TRAC Thursday. This week’s TRAC lane of the week is from Seattle to Salt Lake City. What seems like a short trip is actually 932 miles. Outbound tender rejections are basically nonexistent in Seattle as they sit at 1.5%. Just about every contracted load is getting picked up. On the flip side, outbound tender rejections in Salt Lake City have come down since the holiday spike, making it not the worst place to end up after getting out of the Pacific Northwest. As long as rejections stay incredibly low in Seattle, spot rates will stay below the National Truckload Index. An all-in rate of $2,255.44 before margin should secure this lane with little issues.
Who’s with whom? Estes Express Lines, the nation’s largest private carrier, has named Webb Estes as president and COO. Estes is a fourth-generation leader for the family-owned company. Starting on the docks, Estes moved up to lead the acquisition of seven terminals and over 1,000 trucks from Central Freight Lines after it closed at the end of 2021. Former president Rob Estes will stay on as chairman and CEO and move his attention to Estes Forwarding Worldwide.

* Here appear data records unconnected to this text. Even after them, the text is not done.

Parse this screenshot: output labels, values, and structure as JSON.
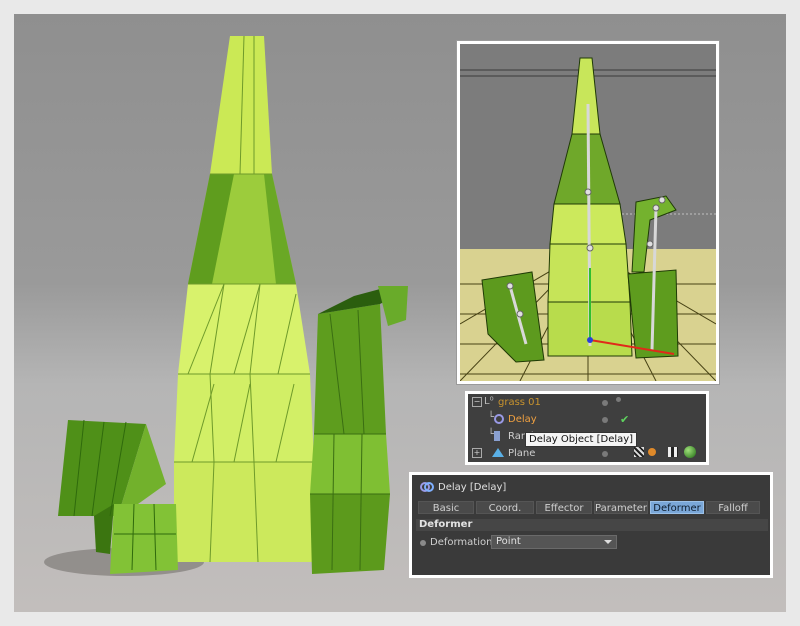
{
  "object_manager": {
    "rows": [
      {
        "name": "grass 01",
        "icon": "null-object-icon",
        "color": "#c8932e"
      },
      {
        "name": "Delay",
        "icon": "delay-effector-icon",
        "color": "#f0a040"
      },
      {
        "name": "Random",
        "icon": "random-effector-icon",
        "color": "#cfcfcf"
      },
      {
        "name": "Plane",
        "icon": "plane-object-icon",
        "color": "#cfcfcf"
      }
    ],
    "tooltip": "Delay Object [Delay]"
  },
  "attributes": {
    "title": "Delay [Delay]",
    "tabs": [
      "Basic",
      "Coord.",
      "Effector",
      "Parameter",
      "Deformer",
      "Falloff"
    ],
    "active_tab": "Deformer",
    "section": "Deformer",
    "property_label": "Deformation",
    "property_value": "Point"
  },
  "colors": {
    "grass_light": "#d9f26a",
    "grass_dark": "#4f8f1a",
    "active_tab": "#7aa7d8"
  }
}
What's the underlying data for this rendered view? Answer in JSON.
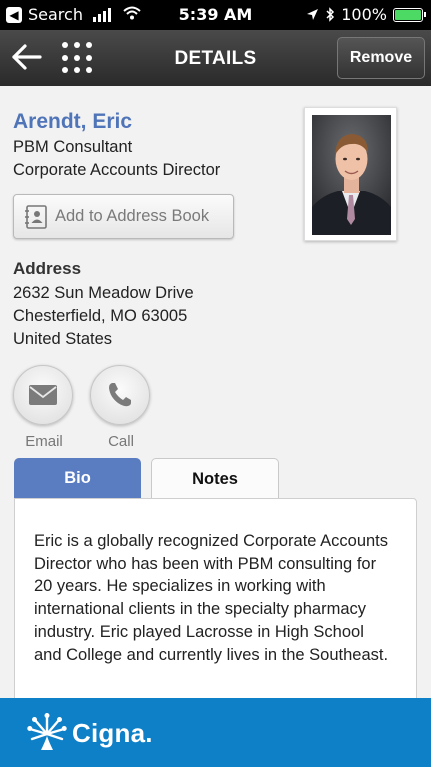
{
  "status_bar": {
    "back_app_label": "Search",
    "time": "5:39 AM",
    "battery_percent": "100%",
    "battery_level": 1.0
  },
  "nav": {
    "title": "DETAILS",
    "remove_label": "Remove"
  },
  "contact": {
    "name": "Arendt, Eric",
    "role": "PBM Consultant",
    "title": "Corporate Accounts Director",
    "add_to_address_book_label": "Add to Address Book"
  },
  "address": {
    "heading": "Address",
    "line1": "2632 Sun Meadow Drive",
    "line2": "Chesterfield, MO 63005",
    "line3": "United States"
  },
  "actions": {
    "email_label": "Email",
    "call_label": "Call"
  },
  "tabs": {
    "bio_label": "Bio",
    "notes_label": "Notes",
    "active": "Bio"
  },
  "bio": {
    "text": "Eric is a globally recognized Corporate Accounts Director  who has been with PBM consulting for 20 years. He specializes in working with international clients in the specialty pharmacy industry. Eric played Lacrosse in High School and College and currently lives in the Southeast."
  },
  "footer": {
    "brand": "Cigna."
  },
  "colors": {
    "accent": "#4f74b8",
    "tab_active": "#5a7cc0",
    "footer": "#0e80c7",
    "nav_bar": "#333333"
  }
}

Quotable from Todd Maiden’s FreightWaves article: “For nearly a century, Estes has helped shape and lead the logistics industry, and I’m thrilled to carry on our tradition of customer-focused vision, innovation and success,” Webb Estes said. “I’m coming into a dream scenario. Estes is debt free and privately held. Those two things alone provide me a lot of flexibility in being able to think about the future. … We’re always thinking longer term.”